Albina pura-pura tidak mendengarkan
kalimat itu. “Kamu mau makan apa? Kamu udah makan malem?” tanyanya.
“Mau makan kamu.” Jawab Arka asal,
menarik Albina untuk masuk kembali ke dalam kamar mandi.
“Ar-hmpph!” Arka mencium bibir Albina
lembut, namun sedikit menuntut.
Albina yang tidak siap, hampir terlena
dengan ciuman suaminya. Tidak bisa dipungkiri jika Arka adalah sosok laki-laki
idaman para wanita, walau minus di sikapnya yang agak dingin dan cuek.
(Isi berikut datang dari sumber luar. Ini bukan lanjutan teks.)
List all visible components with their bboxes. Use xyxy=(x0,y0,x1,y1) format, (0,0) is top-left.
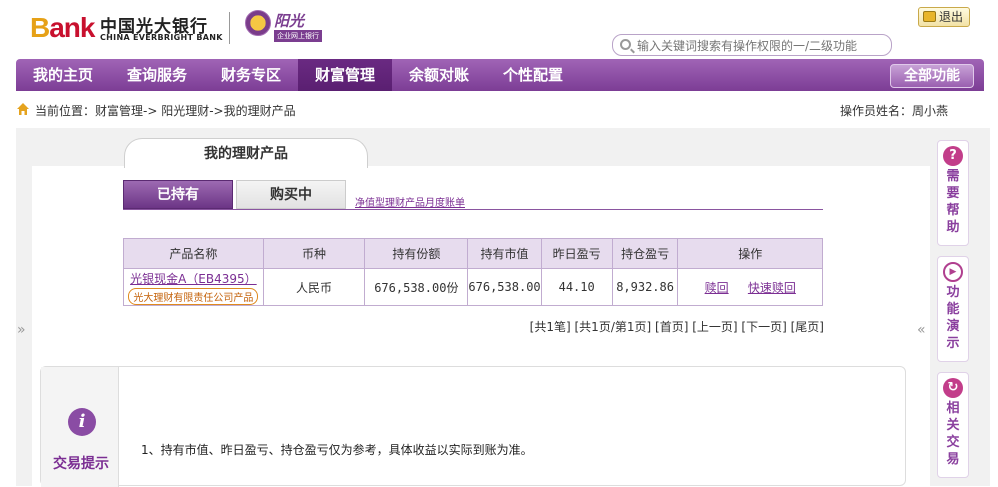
pagination: [共1笔] [共1页/第1页] [首页] [上一页] [下一页] [尾页] xyxy=(480,318,824,335)
col-header-position-pnl: 持仓盈亏 xyxy=(611,238,679,269)
play-icon: ▶ xyxy=(943,262,963,282)
exit-icon xyxy=(923,11,936,22)
main-nav: 我的主页 查询服务 财务专区 财富管理 余额对账 个性配置 xyxy=(16,59,984,91)
refresh-icon: ↻ xyxy=(943,378,963,398)
home-icon xyxy=(17,103,29,115)
related-label: 相关交易 xyxy=(946,401,960,467)
market-value-cell: 676,538.00 xyxy=(467,268,542,306)
trade-tips: i 交易提示 1、持有市值、昨日盈亏、持仓盈亏仅为参考，具体收益以实际到账为准。 xyxy=(40,366,906,487)
sunshine-logo-icon xyxy=(245,10,271,36)
sunshine-subtitle: 企业网上银行 xyxy=(274,30,322,42)
table-header-row: 产品名称 币种 持有份额 持有市值 昨日盈亏 持仓盈亏 操作 xyxy=(123,238,823,269)
table-row: 光银现金A（EB4395） 光大理财有限责任公司产品 人民币 676,538.0… xyxy=(123,268,823,306)
pager-prev[interactable]: [上一页] xyxy=(692,320,737,334)
demo-button[interactable]: ▶ 功能演示 xyxy=(937,256,969,362)
currency-cell: 人民币 xyxy=(262,268,366,306)
issuer-badge: 光大理财有限责任公司产品 xyxy=(128,288,259,305)
nav-item-reconcile[interactable]: 余额对账 xyxy=(392,59,486,91)
bank-name-en: CHINA EVERBRIGHT BANK xyxy=(100,33,223,42)
help-label: 需要帮助 xyxy=(946,169,960,235)
tips-side: i 交易提示 xyxy=(41,367,119,487)
col-header-product: 产品名称 xyxy=(123,238,264,269)
monthly-statement-link[interactable]: 净值型理财产品月度账单 xyxy=(355,194,465,209)
nav-item-home[interactable]: 我的主页 xyxy=(16,59,110,91)
demo-label: 功能演示 xyxy=(946,285,960,351)
shares-cell: 676,538.00份 xyxy=(364,268,469,306)
collapse-right-icon[interactable]: « xyxy=(917,322,926,338)
tab-my-products: 我的理财产品 xyxy=(124,138,368,168)
sunshine-brand: 阳光 xyxy=(274,12,305,30)
nav-item-finance[interactable]: 财务专区 xyxy=(204,59,298,91)
product-cell: 光银现金A（EB4395） 光大理财有限责任公司产品 xyxy=(123,268,264,306)
col-header-shares: 持有份额 xyxy=(364,238,469,269)
tips-label: 交易提示 xyxy=(53,456,109,472)
tab-buying[interactable]: 购买中 xyxy=(236,180,346,209)
actions-cell: 赎回 快速赎回 xyxy=(677,268,823,306)
search-input[interactable] xyxy=(637,37,887,54)
nav-item-wealth[interactable]: 财富管理 xyxy=(298,59,392,91)
quick-redeem-link[interactable]: 快速赎回 xyxy=(748,281,796,295)
pager-first[interactable]: [首页] xyxy=(655,320,688,334)
position-pnl-cell: 8,932.86 xyxy=(611,268,679,306)
logout-button[interactable]: 退出 xyxy=(918,7,970,27)
breadcrumb-text: 当前位置：财富管理-> 阳光理财->我的理财产品 xyxy=(35,104,296,118)
pager-total: [共1笔] xyxy=(529,320,571,334)
col-header-actions: 操作 xyxy=(677,238,823,269)
tab-underline xyxy=(123,209,823,210)
tips-text: 1、持有市值、昨日盈亏、持仓盈亏仅为参考，具体收益以实际到账为准。 xyxy=(141,443,533,457)
help-button[interactable]: ? 需要帮助 xyxy=(937,140,969,246)
bank-logo: Bank xyxy=(30,12,95,43)
col-header-currency: 币种 xyxy=(262,238,366,269)
pager-next[interactable]: [下一页] xyxy=(741,320,786,334)
redeem-link[interactable]: 赎回 xyxy=(705,281,729,295)
tab-held[interactable]: 已持有 xyxy=(123,180,233,209)
header: Bank 中国光大银行 CHINA EVERBRIGHT BANK 阳光 企业网… xyxy=(0,0,998,58)
col-header-yesterday-pnl: 昨日盈亏 xyxy=(540,238,613,269)
search-icon xyxy=(620,39,631,50)
operator-name: 操作员姓名：周小燕 xyxy=(840,104,949,118)
related-button[interactable]: ↻ 相关交易 xyxy=(937,372,969,478)
expand-left-icon[interactable]: » xyxy=(17,322,26,338)
nav-item-settings[interactable]: 个性配置 xyxy=(486,59,580,91)
yesterday-pnl-cell: 44.10 xyxy=(540,268,613,306)
logo-divider xyxy=(229,12,230,44)
product-name-link[interactable]: 光银现金A（EB4395） xyxy=(124,270,263,287)
all-functions-button[interactable]: 全部功能 xyxy=(890,64,974,88)
pager-last[interactable]: [尾页] xyxy=(791,320,824,334)
nav-item-query[interactable]: 查询服务 xyxy=(110,59,204,91)
help-icon: ? xyxy=(943,146,963,166)
function-search[interactable] xyxy=(612,34,892,56)
col-header-market-value: 持有市值 xyxy=(467,238,542,269)
pager-pages: [共1页/第1页] xyxy=(574,320,652,334)
info-icon: i xyxy=(68,408,96,436)
holdings-table: 产品名称 币种 持有份额 持有市值 昨日盈亏 持仓盈亏 操作 光银现金A（EB4… xyxy=(123,238,823,306)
Arka memperdalam ciumannya, dan mulai
meraba beberapa bagian tubuh istrinya.
Albina hendak menutup mata, namun perasaannya
yang bimbang kembali menguasai dirinya. Ia mendorong Arka, namun dengan cepat
Arka memeluknya.
“Can I ?” kata Arka lembut.
Lagi …. Albina menggeleng di dalam
pelukan Arka.
“I’m in my period, Arka.” Kata
Albina, masih dalam pelukan suaminya. Itu tidak sepenuhnya salah. Albina memang
saat ini sedang mendapatkan tamu bulanannya. Tapi tidak dipungkiri, Albina
merasakan rasa bersalah. Hatinya sesak, dan dalam diam ia mengucapkan beribu
maaf karena menolak laki-laki itu entah keberapa kalinya.
Sedangkan Arka hanya tersenyum, lalu
melepaskan pelukan mereka.
Setelah satu tahun menikah pun, Albina
masih menjadi seorang gadis. Arka dengan sabar menunggunya. Bahkan ia tidak
pernah memaksa Albina untuk melakukan hal yang istrinya itu benci.
Terkadang, Albina menyalahkan dirinya
sendiri dan selalu bertanya-tanya kenapa sampai saat ini perasaannya masih
bimbang. Padahal, Arka selalu memperlakukannya dengan baik, dan mertuanya yang
selalu menganggap Albina sebagai bagian dari keluarga.
Satu tetes air mata jatuh, Albina
menghela nafas lelah. Ia turun ke bawah untuk menyiapkan makanan untuk Arka.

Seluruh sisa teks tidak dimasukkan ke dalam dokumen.